Monday, January 13, 2014

You Fear For The School Choice Movement? It Could Be Worse

From PJMedia:
Things are different in the Fatherland of Germany, where a judge recently ordered that parents may not have custody of their children because “the family might move to another country and homeschool, posing a ‘concrete endangerment’ to the children.”

Got that? Let me repeat it just in case. A German judge took children away from their parents because “he family might move to another country and homeschool, posing a ‘concrete endangerment’ to the children.”

In August, 20 armed police, equipped with a battering ram just in case, arrived at the door of this Darmstadt family and forcibly took four children, ages 7 to 14.

Was there anything wrong with the children? Nope. The judge — whose name, by the way, is Marcus Malkmus, in case you have a voodoo doll handy or wish to burn him in effigy — the judge admitted that the children were 1) academically proficient and 2) well adjusted socially.

He just didn’t like homeschooling.

Why? Pay attention now: this takes us deep into the heart of a leftist: because he feared that “the children would grow up in a parallel society without having learned to be integrated or to have a dialogue with those who think differently and facing them in the sense of practicing tolerance.”

The invocation of “tolerance” is especially cute, don’t you think?
Wow.  Just, wow.

7 comments:

maxutils said...

It would help if the school choice advocates would read some economics, and come up with a plan that did something other than give a subsidy to the wealthy while making it still inaccessible to the most.

allen (in Michigan) said...

My lingering fear is that some other nation - China, India - comes to the conclusion that a public education system's a stupid idea and not worth the money it absorbs before we come to that conclusion. Getting rid of the public education system would substantially reduce the burden of government while converting an intellectually moribund institution into a vigorously competitive, and thus innovative, institution.

I doubt we have much to fear in that regard from Germany but some nations have embraced free market principles more avidly then others so it's just a matter of time before a searching gaze is directed at their public education system.

Happy Elf Mom (Christine) said...

I'm amazed that this family has to go through so much, and very few people outside homeschooling circles are speaking out.

So THANK YOU for saying something.

maxutils said...

allen .. public education benefits society. That does not mean that government needs to provide the schooling ... but they should put the money on the table and require kids go. To somewhere. Otherwise, many will not, and that's good for none of us...

allen (in Michigan) said...

Max, reiterating an assertion does nothing to prove it.

History, in fact, provides ample proof that freedom, not coercion, results in an educated population or else how is it that the Federalist Papers were widely-published and widely-read?

Mandatory attendance was a twinkle in Horace Mann's eye in 1852, some seventy years after the creation of this nation so a mandatory attendance public education system's unnecessary to the creation of this nation. I think proof then is required to support the assertion that the nation can't survive without what was unnecessary to its creation.

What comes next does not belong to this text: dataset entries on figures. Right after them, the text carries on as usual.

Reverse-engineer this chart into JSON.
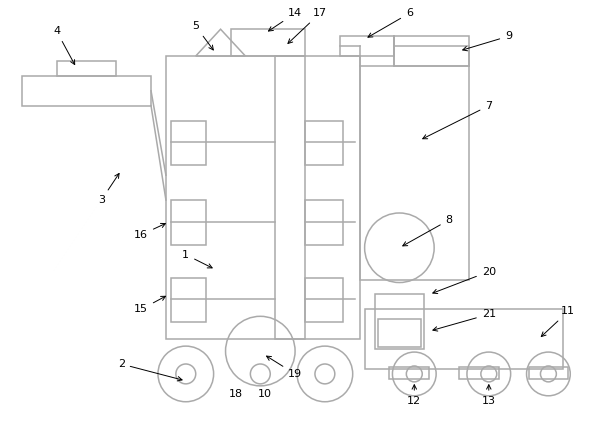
{
  "background_color": "#ffffff",
  "line_color": "#aaaaaa",
  "line_width": 1.1,
  "fig_width": 6.14,
  "fig_height": 4.23,
  "dpi": 100
}
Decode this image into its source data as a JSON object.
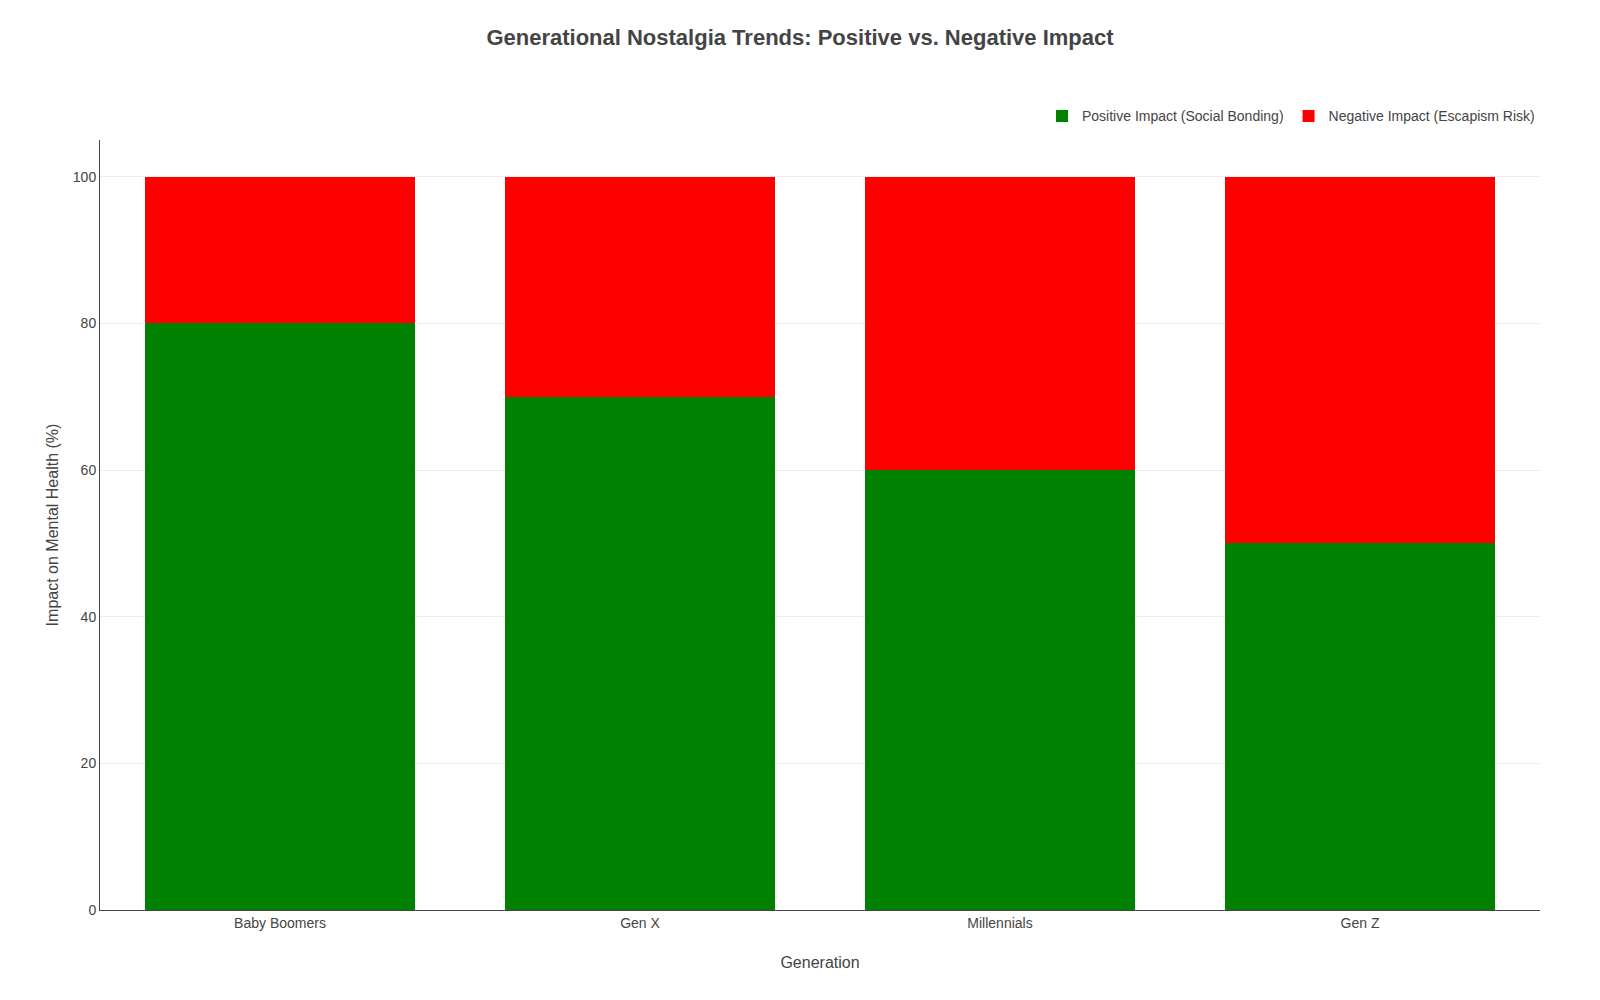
{
  "chart_data": {
    "type": "bar",
    "stacked": true,
    "title": "Generational Nostalgia Trends: Positive vs. Negative Impact",
    "xlabel": "Generation",
    "ylabel": "Impact on Mental Health (%)",
    "categories": [
      "Baby Boomers",
      "Gen X",
      "Millennials",
      "Gen Z"
    ],
    "series": [
      {
        "name": "Positive Impact (Social Bonding)",
        "color": "#008000",
        "values": [
          80,
          70,
          60,
          50
        ]
      },
      {
        "name": "Negative Impact (Escapism Risk)",
        "color": "#ff0000",
        "values": [
          20,
          30,
          40,
          50
        ]
      }
    ],
    "ylim": [
      0,
      105
    ],
    "yticks": [
      0,
      20,
      40,
      60,
      80,
      100
    ],
    "grid": true,
    "legend": "upper right"
  }
}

And I'd refer you to the work of Dr. James Tooley if you want to have an idea of the true value of government funding in the education process.

maxutils said...

I 'll check out Tooley. But I find it difficult to believe that you would argue against a basic level of education being required/funded... I want everyone to be able to be able to read and do basic math (well, and economics, but I'm biased there), and have a basic sense of how we've arrived at where we are...

How that happens? Doesn't need to be public schools. But I strongly believe that education ought to be funded, and required ... how much and how long, I'm willing to negotiate. Where, and by whom, I'm willing to negotiate. But if you don't educate the young, you have no idea what potential source of intellect you're tapping off. I'd like to agree with you that education would occur regardless, but the number of parents that won't even make their kids do their homework in the 'coerced' system seem to belie that argument.

Give a subsidy, equivalent to the current per pupil spending, let the parent redeem it at any school they wish ... but don't let the kids off the hook. I'm saddened to believe that many parents would just not send their kids to any school, if they could...and the kids don't know better.

maxutils said...

I read some Tooley , allen, and I don't see where we disagree ...the one thing is, people who elect to send their child to a specific school have a vested interest...and their kids are likely to do better. So let's give everyone that vested interest. If public schools can't cut it, they will go out of business and be replaced by others.